Today I was approached by two students who were conducting a survey on the "spiritual state" of the campus. The first two questions were ridiculously hard to answer: 1) Describe your life in three words and 2) What's most important thing you want to do before you die? I garbled some BS for both of those, and then she asked what I think happens after we die.
I replied, "I don't know." And that's all I could say, because I don't think I can know.
I grew up Catholic. I went to Catholic school until I was 12, got Confirmed at 16 like everyone else did. Through my teens I was never what you'd call a particularly devout Catholic, especially when it came to issues like homosexuality and birth control. Once, during a discussion about gay marriage, a Sunday school instructor turned to me and said, "Lisa, what's your opinion on this?" Thanks. Put the heathen on the spot. Still, I tried to hang on for a long time. You can't change something by running away from it, I reasoned. I even said that to my sister when she started college and started referring to Catholicism as "all that dogma."
Then I went to college myself. I quit going to Mass. While I was doing research for a tutorial paper, I came across an article about "condom bonfires" held by bishops and priests in Africa. You know, where AIDS is dragging life expectancy lower and lower. I was so angry that I literally got hot. I sent a long email to my mother, telling her I wasn't sure I could be Catholic any more.

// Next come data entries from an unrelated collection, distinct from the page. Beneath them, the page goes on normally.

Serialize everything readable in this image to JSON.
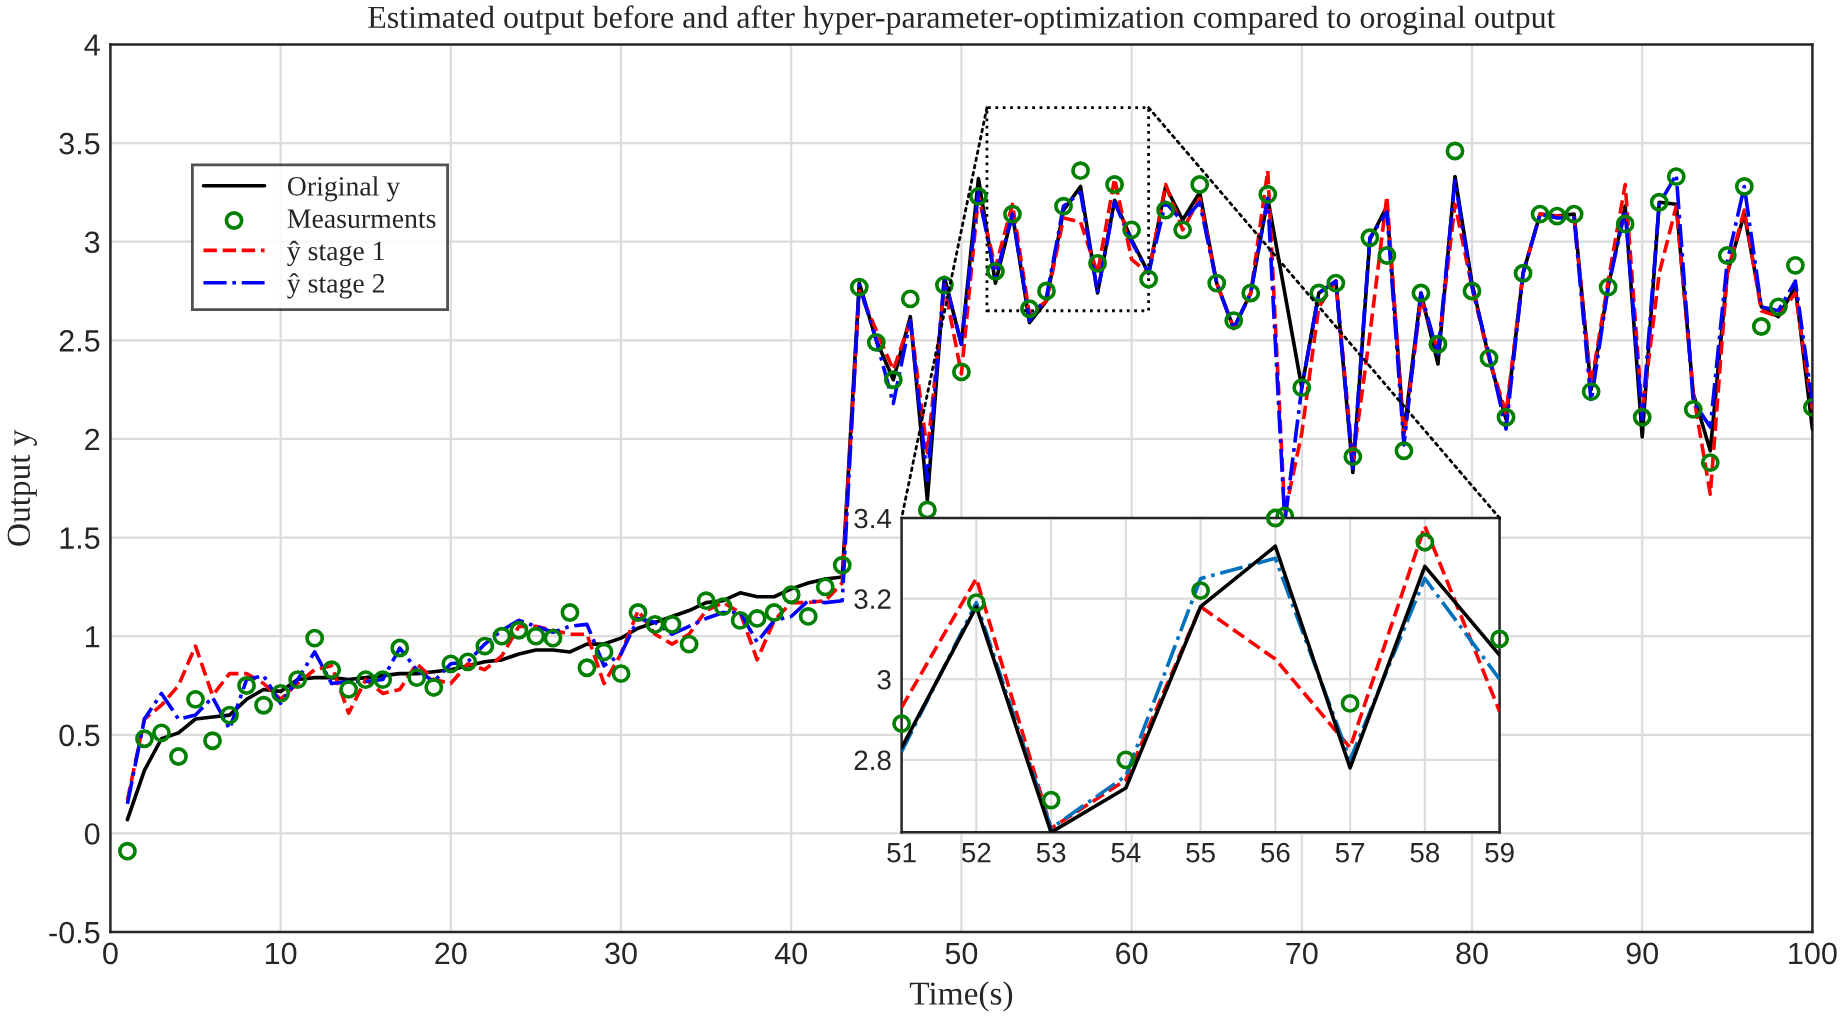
{
  "chart_data": [
    {
      "type": "line",
      "title": "Estimated output before and after hyper-parameter-optimization compared to oroginal output",
      "xlabel": "Time(s)",
      "ylabel": "Output y",
      "x": [
        1,
        2,
        3,
        4,
        5,
        6,
        7,
        8,
        9,
        10,
        11,
        12,
        13,
        14,
        15,
        16,
        17,
        18,
        19,
        20,
        21,
        22,
        23,
        24,
        25,
        26,
        27,
        28,
        29,
        30,
        31,
        32,
        33,
        34,
        35,
        36,
        37,
        38,
        39,
        40,
        41,
        42,
        43,
        44,
        45,
        46,
        47,
        48,
        49,
        50,
        51,
        52,
        53,
        54,
        55,
        56,
        57,
        58,
        59,
        60,
        61,
        62,
        63,
        64,
        65,
        66,
        67,
        68,
        69,
        70,
        71,
        72,
        73,
        74,
        75,
        76,
        77,
        78,
        79,
        80,
        81,
        82,
        83,
        84,
        85,
        86,
        87,
        88,
        89,
        90,
        91,
        92,
        93,
        94,
        95,
        96,
        97,
        98,
        99,
        100
      ],
      "xlim": [
        0,
        100
      ],
      "xticks": [
        0,
        10,
        20,
        30,
        40,
        50,
        60,
        70,
        80,
        90,
        100
      ],
      "ylim": [
        -0.5,
        4
      ],
      "yticks": [
        -0.5,
        0,
        0.5,
        1,
        1.5,
        2,
        2.5,
        3,
        3.5,
        4
      ],
      "grid": true,
      "legend": "top left",
      "series": [
        {
          "name": "Original y",
          "line_style": "solid",
          "color": "#000000",
          "values": [
            0.07,
            0.32,
            0.48,
            0.51,
            0.58,
            0.59,
            0.6,
            0.68,
            0.73,
            0.72,
            0.78,
            0.79,
            0.79,
            0.78,
            0.79,
            0.8,
            0.81,
            0.81,
            0.82,
            0.83,
            0.85,
            0.87,
            0.88,
            0.91,
            0.93,
            0.93,
            0.92,
            0.96,
            0.96,
            0.99,
            1.04,
            1.07,
            1.1,
            1.13,
            1.17,
            1.18,
            1.22,
            1.2,
            1.2,
            1.24,
            1.27,
            1.29,
            1.3,
            2.79,
            2.5,
            2.3,
            2.62,
            1.69,
            2.82,
            2.48,
            3.32,
            2.79,
            3.14,
            2.59,
            2.7,
            3.16,
            3.28,
            2.74,
            3.21,
            3.01,
            2.84,
            3.28,
            3.11,
            3.25,
            2.79,
            2.56,
            2.74,
            3.22,
            null,
            2.26,
            2.74,
            2.8,
            1.83,
            3.01,
            3.18,
            2.03,
            2.74,
            2.38,
            3.33,
            2.79,
            2.41,
            2.1,
            2.84,
            3.14,
            3.13,
            3.14,
            2.25,
            2.77,
            3.18,
            2.01,
            3.2,
            3.19,
            2.23,
            1.94,
            2.84,
            3.14,
            2.67,
            2.62,
            2.77,
            2.05
          ]
        },
        {
          "name": "Measurments",
          "type": "scatter",
          "marker": "circle",
          "color": "#008000",
          "values": [
            -0.09,
            0.48,
            0.51,
            0.39,
            0.68,
            0.47,
            0.6,
            0.75,
            0.65,
            0.71,
            0.78,
            0.99,
            0.83,
            0.73,
            0.78,
            0.78,
            0.94,
            0.79,
            0.74,
            0.86,
            0.87,
            0.95,
            1.0,
            1.03,
            1.0,
            0.99,
            1.12,
            0.84,
            0.92,
            0.81,
            1.12,
            1.06,
            1.06,
            0.96,
            1.18,
            1.15,
            1.08,
            1.09,
            1.12,
            1.21,
            1.1,
            1.25,
            1.36,
            2.77,
            2.49,
            2.3,
            2.71,
            1.64,
            2.78,
            2.34,
            3.23,
            2.85,
            3.14,
            2.66,
            2.75,
            3.18,
            3.36,
            2.89,
            3.29,
            3.06,
            2.81,
            3.16,
            3.06,
            3.29,
            2.79,
            2.6,
            2.74,
            3.24,
            1.61,
            2.26,
            2.74,
            2.79,
            1.91,
            3.02,
            2.93,
            1.94,
            2.74,
            2.48,
            3.46,
            2.75,
            2.41,
            2.11,
            2.84,
            3.14,
            3.13,
            3.14,
            2.24,
            2.77,
            3.09,
            2.11,
            3.2,
            3.33,
            2.15,
            1.88,
            2.93,
            3.28,
            2.57,
            2.67,
            2.88,
            2.16
          ]
        },
        {
          "name": "ŷ stage 1",
          "line_style": "dashed",
          "color": "#ff0000",
          "values": [
            0.17,
            0.58,
            0.65,
            0.75,
            0.95,
            0.7,
            0.81,
            0.81,
            0.76,
            0.68,
            0.76,
            0.83,
            0.85,
            0.61,
            0.78,
            0.71,
            0.73,
            0.86,
            0.78,
            0.76,
            0.86,
            0.83,
            0.9,
            1.05,
            1.05,
            1.03,
            1.01,
            1.01,
            0.76,
            0.91,
            1.13,
            1.01,
            0.96,
            1.01,
            1.13,
            1.17,
            1.12,
            0.88,
            1.08,
            1.17,
            1.17,
            1.18,
            1.27,
            2.75,
            2.55,
            2.35,
            2.6,
            1.93,
            2.78,
            2.33,
            3.23,
            2.87,
            3.19,
            2.63,
            2.7,
            3.12,
            3.1,
            2.84,
            3.32,
            2.91,
            2.84,
            3.29,
            3.06,
            3.22,
            2.79,
            2.56,
            2.74,
            3.36,
            1.62,
            2.03,
            2.67,
            2.8,
            1.89,
            2.53,
            3.23,
            2.0,
            2.71,
            2.45,
            3.19,
            2.77,
            2.41,
            2.13,
            2.84,
            3.14,
            3.13,
            3.12,
            2.27,
            2.8,
            3.29,
            2.13,
            2.84,
            3.18,
            2.23,
            1.72,
            2.84,
            3.16,
            2.65,
            2.62,
            2.74,
            2.15
          ]
        },
        {
          "name": "ŷ stage 2",
          "line_style": "dashdot",
          "color": "#0000ff",
          "values": [
            0.15,
            0.58,
            0.71,
            0.58,
            0.6,
            0.69,
            0.53,
            0.78,
            0.8,
            0.66,
            0.78,
            0.92,
            0.76,
            0.77,
            0.77,
            0.78,
            0.94,
            0.83,
            0.77,
            0.86,
            0.87,
            0.96,
            1.03,
            1.08,
            1.05,
            1.02,
            1.05,
            1.06,
            0.85,
            0.91,
            1.09,
            1.07,
            1.01,
            1.05,
            1.09,
            1.12,
            1.12,
            0.97,
            1.08,
            1.1,
            1.18,
            1.17,
            1.18,
            2.78,
            2.5,
            2.18,
            2.6,
            1.79,
            2.82,
            2.48,
            3.25,
            2.82,
            3.14,
            2.6,
            2.72,
            3.18,
            3.25,
            2.74,
            3.2,
            3.0,
            2.84,
            3.2,
            3.1,
            3.2,
            2.79,
            2.56,
            2.74,
            3.22,
            1.58,
            2.26,
            2.74,
            2.8,
            1.85,
            3.02,
            3.15,
            1.97,
            2.74,
            2.43,
            3.31,
            2.77,
            2.43,
            2.05,
            2.84,
            3.14,
            3.12,
            3.12,
            2.19,
            2.77,
            3.16,
            2.1,
            3.19,
            3.34,
            2.19,
            2.06,
            2.9,
            3.28,
            2.67,
            2.65,
            2.8,
            2.18
          ]
        }
      ]
    },
    {
      "type": "line",
      "x": [
        51,
        52,
        53,
        54,
        55,
        56,
        57,
        58,
        59
      ],
      "xlim": [
        51,
        59
      ],
      "xticks": [
        51,
        52,
        53,
        54,
        55,
        56,
        57,
        58,
        59
      ],
      "ylim": [
        2.62,
        3.4
      ],
      "yticks": [
        2.8,
        3,
        3.2,
        3.4
      ],
      "grid": true,
      "series": [
        {
          "type": "scatter",
          "marker": "circle",
          "color": "#008000",
          "values": [
            2.89,
            3.19,
            2.7,
            2.8,
            3.22,
            3.4,
            2.94,
            3.34,
            3.1
          ]
        },
        {
          "line_style": "dashed",
          "color": "#ff0000",
          "values": [
            2.93,
            3.25,
            2.63,
            2.75,
            3.18,
            3.05,
            2.83,
            3.38,
            2.92
          ]
        },
        {
          "line_style": "dashdot",
          "color": "#0072bd",
          "values": [
            2.82,
            3.19,
            2.63,
            2.76,
            3.25,
            3.3,
            2.8,
            3.25,
            3.0
          ]
        },
        {
          "line_style": "solid",
          "color": "#000000",
          "values": [
            2.83,
            3.18,
            2.62,
            2.73,
            3.18,
            3.33,
            2.78,
            3.28,
            3.06
          ]
        }
      ]
    }
  ]
}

Over the next few years, I began to identify more and more with agnosticism. I had long conversations with Jim about science and reality and religion, and partly through those I realized there's no way I can prove or disprove the existence of God. All I can truly know is here, now. I thought: I can spend my life hedging my bets and wondering, or I can do the best work - the least harm and most good I can - to other people. Frustrating and inexplicable as we may be, people fascinate me. I want to talk to people, to know about their lives, to listen to their problems and offer what help I can.
I didn't want to give up my religion. For some, faith offers a solace so deep that I envy it. But I came to realize that I believe and do things that the Catholic church doesn't tolerate. I'm not sorry for my opinions or my actions; this means I'm in a state of sin. Out of respect for the faith, I no longer take communion when I go to services with my family. I still go, because it means a lot to my mother. She still hopes I'll find my way back, but I think she understands.
So, my Christian questioners, I don't know what happens when I kick the bucket. I don't make decisions with my immortal soul in mind. And if you're right, there is a God, then I'm SOL. But I'll let you think about that.